Low-tech ways to save energy at home can be cheap but effective, such as draught-proofing using tighter window and door seals. If every household in the UK, for example, used the best possible draught proofing, every year enough energy to heat nearly 400,000 homes would be saved, according to the Energy Saving Trust.
Choosing wood windows and doors over uPVC (rigid PVC) will also reduce a home’s carbon footprint. It takes eight times more energy to manufacture a uPVC window than a timber one, and the lifecycle cost is some 14-25 percent higher than for wood.
Right at the other end of the technology scale, solutions that exploit the growing popularity of smartphones are emerging that could have a significant impact on energy use – and have security benefits too.
Consider that an average American home has 40 products constantly drawing power in standby mode, accounting for almost 10 percent of residential electricity use. Technology is now available with which a homeowner, using a system controlled by a smartphone, can switch off all the power sockets in a house – and all the lights too – when going to bed or leaving the house. Being able to switch on all lights using the same system can heighten the sense of security at home.
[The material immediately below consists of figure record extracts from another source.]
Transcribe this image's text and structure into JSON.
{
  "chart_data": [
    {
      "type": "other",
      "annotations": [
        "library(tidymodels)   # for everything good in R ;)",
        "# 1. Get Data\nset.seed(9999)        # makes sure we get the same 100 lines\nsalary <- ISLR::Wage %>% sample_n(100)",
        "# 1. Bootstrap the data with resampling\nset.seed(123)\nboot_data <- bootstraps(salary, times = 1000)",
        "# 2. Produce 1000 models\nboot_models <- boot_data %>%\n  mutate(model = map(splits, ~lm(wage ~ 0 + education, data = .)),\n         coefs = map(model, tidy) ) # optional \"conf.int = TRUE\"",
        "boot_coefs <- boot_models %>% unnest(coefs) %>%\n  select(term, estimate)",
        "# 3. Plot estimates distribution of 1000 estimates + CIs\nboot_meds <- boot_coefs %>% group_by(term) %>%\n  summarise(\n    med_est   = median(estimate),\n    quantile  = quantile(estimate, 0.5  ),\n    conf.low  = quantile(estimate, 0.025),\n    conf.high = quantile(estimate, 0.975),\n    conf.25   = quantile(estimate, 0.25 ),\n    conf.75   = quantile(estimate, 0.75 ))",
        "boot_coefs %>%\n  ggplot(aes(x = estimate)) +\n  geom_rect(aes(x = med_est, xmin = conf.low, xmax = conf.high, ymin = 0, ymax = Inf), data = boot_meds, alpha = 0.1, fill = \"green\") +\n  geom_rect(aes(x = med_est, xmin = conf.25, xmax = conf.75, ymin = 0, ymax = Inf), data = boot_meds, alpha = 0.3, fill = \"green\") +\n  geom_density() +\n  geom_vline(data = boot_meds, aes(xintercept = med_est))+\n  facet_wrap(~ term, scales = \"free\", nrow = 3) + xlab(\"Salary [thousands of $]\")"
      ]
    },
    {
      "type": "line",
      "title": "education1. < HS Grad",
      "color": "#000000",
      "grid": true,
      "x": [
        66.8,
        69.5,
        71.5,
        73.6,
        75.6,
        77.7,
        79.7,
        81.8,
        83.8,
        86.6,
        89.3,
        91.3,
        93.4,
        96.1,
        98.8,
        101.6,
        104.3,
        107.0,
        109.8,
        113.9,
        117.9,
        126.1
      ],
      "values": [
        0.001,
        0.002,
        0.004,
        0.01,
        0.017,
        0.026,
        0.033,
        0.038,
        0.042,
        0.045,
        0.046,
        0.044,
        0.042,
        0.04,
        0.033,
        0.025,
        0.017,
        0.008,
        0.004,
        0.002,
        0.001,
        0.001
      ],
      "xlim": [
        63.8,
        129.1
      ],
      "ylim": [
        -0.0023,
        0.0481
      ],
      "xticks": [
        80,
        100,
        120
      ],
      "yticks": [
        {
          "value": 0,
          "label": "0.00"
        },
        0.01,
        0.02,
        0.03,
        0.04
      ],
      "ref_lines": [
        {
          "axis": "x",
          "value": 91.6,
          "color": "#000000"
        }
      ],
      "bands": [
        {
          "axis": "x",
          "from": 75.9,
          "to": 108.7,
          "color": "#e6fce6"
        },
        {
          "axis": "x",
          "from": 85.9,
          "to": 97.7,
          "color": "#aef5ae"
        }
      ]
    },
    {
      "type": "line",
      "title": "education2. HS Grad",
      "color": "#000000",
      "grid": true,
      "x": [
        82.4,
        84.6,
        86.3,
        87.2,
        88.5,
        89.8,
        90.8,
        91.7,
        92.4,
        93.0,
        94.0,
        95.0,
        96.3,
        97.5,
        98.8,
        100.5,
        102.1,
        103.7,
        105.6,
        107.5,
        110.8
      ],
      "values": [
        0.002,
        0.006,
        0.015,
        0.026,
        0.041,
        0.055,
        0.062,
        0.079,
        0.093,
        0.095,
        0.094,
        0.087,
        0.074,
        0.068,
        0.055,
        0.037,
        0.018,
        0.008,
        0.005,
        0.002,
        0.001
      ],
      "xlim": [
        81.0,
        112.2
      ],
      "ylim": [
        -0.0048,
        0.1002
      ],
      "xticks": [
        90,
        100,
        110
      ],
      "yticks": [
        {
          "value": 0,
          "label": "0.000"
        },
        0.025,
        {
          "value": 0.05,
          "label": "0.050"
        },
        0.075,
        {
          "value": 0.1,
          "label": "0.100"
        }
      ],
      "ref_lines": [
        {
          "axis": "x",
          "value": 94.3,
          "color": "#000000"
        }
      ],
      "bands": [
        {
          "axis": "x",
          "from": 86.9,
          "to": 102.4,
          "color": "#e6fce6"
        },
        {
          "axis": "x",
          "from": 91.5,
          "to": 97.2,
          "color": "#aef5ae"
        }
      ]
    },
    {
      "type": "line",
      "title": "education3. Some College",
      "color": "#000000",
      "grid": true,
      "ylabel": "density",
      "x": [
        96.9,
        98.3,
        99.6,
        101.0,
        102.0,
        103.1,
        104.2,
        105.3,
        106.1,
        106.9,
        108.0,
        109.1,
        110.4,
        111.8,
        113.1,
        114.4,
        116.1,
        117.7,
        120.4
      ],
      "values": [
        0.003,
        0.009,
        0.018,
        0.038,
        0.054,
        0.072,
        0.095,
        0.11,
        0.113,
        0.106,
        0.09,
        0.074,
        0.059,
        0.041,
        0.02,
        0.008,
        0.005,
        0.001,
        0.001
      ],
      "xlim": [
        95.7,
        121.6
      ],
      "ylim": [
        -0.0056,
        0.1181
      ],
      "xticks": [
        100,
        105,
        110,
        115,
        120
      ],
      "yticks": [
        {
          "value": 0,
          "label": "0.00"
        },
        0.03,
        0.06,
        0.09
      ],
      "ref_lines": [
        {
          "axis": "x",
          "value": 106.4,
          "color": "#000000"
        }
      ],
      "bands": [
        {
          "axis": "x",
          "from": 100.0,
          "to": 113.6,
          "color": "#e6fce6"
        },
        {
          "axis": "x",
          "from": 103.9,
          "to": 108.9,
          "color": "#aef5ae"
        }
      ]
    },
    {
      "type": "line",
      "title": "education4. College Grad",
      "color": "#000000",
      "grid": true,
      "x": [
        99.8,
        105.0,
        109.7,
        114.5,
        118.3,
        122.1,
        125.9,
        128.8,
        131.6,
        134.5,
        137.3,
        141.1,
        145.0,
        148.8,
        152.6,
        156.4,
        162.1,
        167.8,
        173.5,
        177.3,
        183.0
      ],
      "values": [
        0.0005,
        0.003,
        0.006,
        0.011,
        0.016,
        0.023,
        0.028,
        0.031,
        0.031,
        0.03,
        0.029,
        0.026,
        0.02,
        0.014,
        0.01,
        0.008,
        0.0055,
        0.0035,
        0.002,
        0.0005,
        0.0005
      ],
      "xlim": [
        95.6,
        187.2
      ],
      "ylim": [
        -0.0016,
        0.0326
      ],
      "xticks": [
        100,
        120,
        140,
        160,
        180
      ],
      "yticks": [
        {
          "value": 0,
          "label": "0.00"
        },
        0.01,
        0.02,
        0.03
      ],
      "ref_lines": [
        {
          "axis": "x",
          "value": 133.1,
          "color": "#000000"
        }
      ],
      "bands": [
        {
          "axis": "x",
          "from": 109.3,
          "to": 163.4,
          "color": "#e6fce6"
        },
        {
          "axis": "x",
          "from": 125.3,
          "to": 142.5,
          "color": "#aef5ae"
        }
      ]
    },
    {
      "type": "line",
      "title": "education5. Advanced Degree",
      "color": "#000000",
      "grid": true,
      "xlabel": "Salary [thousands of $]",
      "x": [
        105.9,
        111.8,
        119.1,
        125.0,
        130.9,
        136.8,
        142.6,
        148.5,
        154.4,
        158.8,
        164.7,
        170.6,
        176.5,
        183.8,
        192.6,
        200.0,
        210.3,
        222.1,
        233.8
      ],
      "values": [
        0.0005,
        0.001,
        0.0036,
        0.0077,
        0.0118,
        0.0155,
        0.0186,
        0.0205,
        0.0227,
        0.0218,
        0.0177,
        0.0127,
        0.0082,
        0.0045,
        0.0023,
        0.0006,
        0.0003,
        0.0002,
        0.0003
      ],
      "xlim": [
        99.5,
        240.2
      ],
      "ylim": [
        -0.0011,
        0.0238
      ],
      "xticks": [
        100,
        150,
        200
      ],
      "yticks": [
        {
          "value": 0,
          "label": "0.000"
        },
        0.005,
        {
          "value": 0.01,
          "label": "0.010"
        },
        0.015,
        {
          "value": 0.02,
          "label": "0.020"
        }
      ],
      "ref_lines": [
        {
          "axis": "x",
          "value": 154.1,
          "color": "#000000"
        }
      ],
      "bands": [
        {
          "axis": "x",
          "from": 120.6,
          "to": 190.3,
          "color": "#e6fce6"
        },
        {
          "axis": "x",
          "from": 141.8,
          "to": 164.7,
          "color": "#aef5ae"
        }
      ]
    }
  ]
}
“With energy prices constantly rising, interest is growing and these technologies will only become more common.”
Such a system can be expanded to enable heating or air conditioning systems to be switched off when a window is opened, thereby reducing energy use. Once this technology is in place, other security and energy-saving functionality can be added. Install an occupancy sensor and heating or cooling can be turned on or off when someone enters or leaves a room. The system could also alert the homeowner via their mobile device if an intruder enters the house.
At the heart of such systems are wireless switches, sensors and controls from companies such as EnOcean. EnOcean’s technology is also self-powered: turning a door or window handle generates the energy to send a signal to a phone to say that the door or window is open. Motion, light or even temperature differences can also power the signal.
While such functionality sounds like something for luxury homes, Andreas Schneider, EnOcean’s co-founder and chief marketing officer, says it soon pays for itself because of the energy savings. “These applications are often considered to be expensive, but if you install sensors to optimize your heating controls the return on investment is just 18 to 24 months,” he says. “With energy prices constantly rising, interest is growing and these technologies will only become more common.”